Seattle Seahawks-Shaun Alexander
In seven short seasons, Shaun Alexander has not only become Seattle's career rushing leader, but he's become one of the greatest running backs in the game. Alexander has spent his entire career (2000-present) with the Seahawks and has tallied 9429 rushing yards and 112 total touchdowns. His best season was 2005, with 1880 yards and 27 touchdowns on the ground, helping him to notch the NFL's MVP Award and leading his team to the Super Bowl.
San Francisco 49ers-Joe Perry
Joe Perry played for the 49ers for the bulk of his career, from 1950 to 1960, and remains the franchise rushing leader to this day with 7344 yards. In 1954, Perry rushed for a career-high of 1049 yards, but his best season as a whole was 1953, with 1018 rushing yards and 13 touchdowns rushing and receiving. Perry played for Baltimore for two seasons, before returning to San Francisco in 1963 to close out his career.
St. Louis Rams-Eric Dickerson
Eric Dickerson only played for the Rams for four-plus seasons, when the team was based in Los Angeles (1983-1987), but racked up 7245 yards rushing to become the franchise's leader in that category. Dickerson's first two seasons were his best, as he posted astonishing numbers-1808 rushing yards and 20 total touchdowns in 1983, and 2105 yards rushing with 14 touchdowns in 1984. The 2105 yards is still an NFL single-season record. Dickerson went on to play for the Indianapolis Colts, L.A. Raiders and Atlanta Falcons before retiring in 1993.
Tampa Bay Buccaneers-James Wilder
James Wilder played for the Bucs for most of his NFL career (1981-1989), becoming the team's all-time rushing leader with 5957 yards and 47 total touchdowns. Wilder's best season with Tampa was 1984, with 1544 rushing yards, 85 receptions for 685 yards, and 13 touchdowns. He went on to play for both Detroit and Washington in 1990 before retiring.

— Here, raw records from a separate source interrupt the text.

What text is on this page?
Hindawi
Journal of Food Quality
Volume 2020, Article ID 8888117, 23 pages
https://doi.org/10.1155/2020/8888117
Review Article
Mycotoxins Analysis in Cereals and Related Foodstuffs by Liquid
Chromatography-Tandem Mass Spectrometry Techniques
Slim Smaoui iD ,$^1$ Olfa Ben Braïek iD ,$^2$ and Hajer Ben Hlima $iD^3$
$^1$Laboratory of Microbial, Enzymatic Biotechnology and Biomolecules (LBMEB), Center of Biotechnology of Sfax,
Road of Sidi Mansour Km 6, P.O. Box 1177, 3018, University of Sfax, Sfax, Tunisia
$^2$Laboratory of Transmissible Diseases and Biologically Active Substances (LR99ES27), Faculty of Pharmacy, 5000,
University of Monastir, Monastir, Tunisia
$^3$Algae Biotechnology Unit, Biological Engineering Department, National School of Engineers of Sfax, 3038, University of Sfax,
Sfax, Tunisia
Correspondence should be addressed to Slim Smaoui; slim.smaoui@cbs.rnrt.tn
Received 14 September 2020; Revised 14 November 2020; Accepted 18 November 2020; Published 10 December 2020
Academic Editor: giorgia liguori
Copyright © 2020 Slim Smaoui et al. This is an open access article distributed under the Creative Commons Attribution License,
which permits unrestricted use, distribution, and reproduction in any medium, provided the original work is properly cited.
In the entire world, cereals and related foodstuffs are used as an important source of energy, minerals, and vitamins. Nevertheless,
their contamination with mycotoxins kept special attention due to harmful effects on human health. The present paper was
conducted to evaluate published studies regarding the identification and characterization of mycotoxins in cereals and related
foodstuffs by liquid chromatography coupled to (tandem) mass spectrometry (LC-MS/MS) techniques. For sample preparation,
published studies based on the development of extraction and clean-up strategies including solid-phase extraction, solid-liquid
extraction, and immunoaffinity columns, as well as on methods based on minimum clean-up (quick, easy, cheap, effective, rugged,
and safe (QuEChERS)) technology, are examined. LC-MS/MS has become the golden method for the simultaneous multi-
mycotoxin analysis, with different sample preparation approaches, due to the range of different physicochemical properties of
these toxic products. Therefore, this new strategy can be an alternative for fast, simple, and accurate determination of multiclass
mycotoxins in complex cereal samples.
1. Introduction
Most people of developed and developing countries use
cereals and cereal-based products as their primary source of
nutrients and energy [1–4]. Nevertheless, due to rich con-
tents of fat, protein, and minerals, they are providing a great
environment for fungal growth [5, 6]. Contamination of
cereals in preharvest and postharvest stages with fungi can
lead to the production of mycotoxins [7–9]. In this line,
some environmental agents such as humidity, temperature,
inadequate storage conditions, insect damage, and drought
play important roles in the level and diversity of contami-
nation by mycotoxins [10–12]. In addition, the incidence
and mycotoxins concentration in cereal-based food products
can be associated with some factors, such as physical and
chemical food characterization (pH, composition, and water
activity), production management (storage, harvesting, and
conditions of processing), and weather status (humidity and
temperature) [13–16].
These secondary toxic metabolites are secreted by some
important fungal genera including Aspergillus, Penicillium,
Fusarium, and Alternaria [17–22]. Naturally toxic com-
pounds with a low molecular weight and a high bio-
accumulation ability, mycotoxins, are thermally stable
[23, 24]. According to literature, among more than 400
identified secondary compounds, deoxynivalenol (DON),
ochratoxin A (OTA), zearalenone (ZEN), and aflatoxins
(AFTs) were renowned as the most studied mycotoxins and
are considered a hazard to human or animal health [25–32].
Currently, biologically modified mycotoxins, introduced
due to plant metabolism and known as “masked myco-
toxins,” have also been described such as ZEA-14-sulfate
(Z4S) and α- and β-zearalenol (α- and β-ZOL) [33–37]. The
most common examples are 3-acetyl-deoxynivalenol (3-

Washington Redskins-John Riggins
Though he began his career with the New York Jets, John Riggins became legendary in the NFL as a running back with the Washington Redskins, playing for them from 1976-1985. During that time, Riggins rushed for 7472 yards, including a career high of 1347 yards with 24 touchdowns in 1983. The previous season, Riggins was the MVP of Super Bowl XVII by rushing for 166 yards and a touchdown.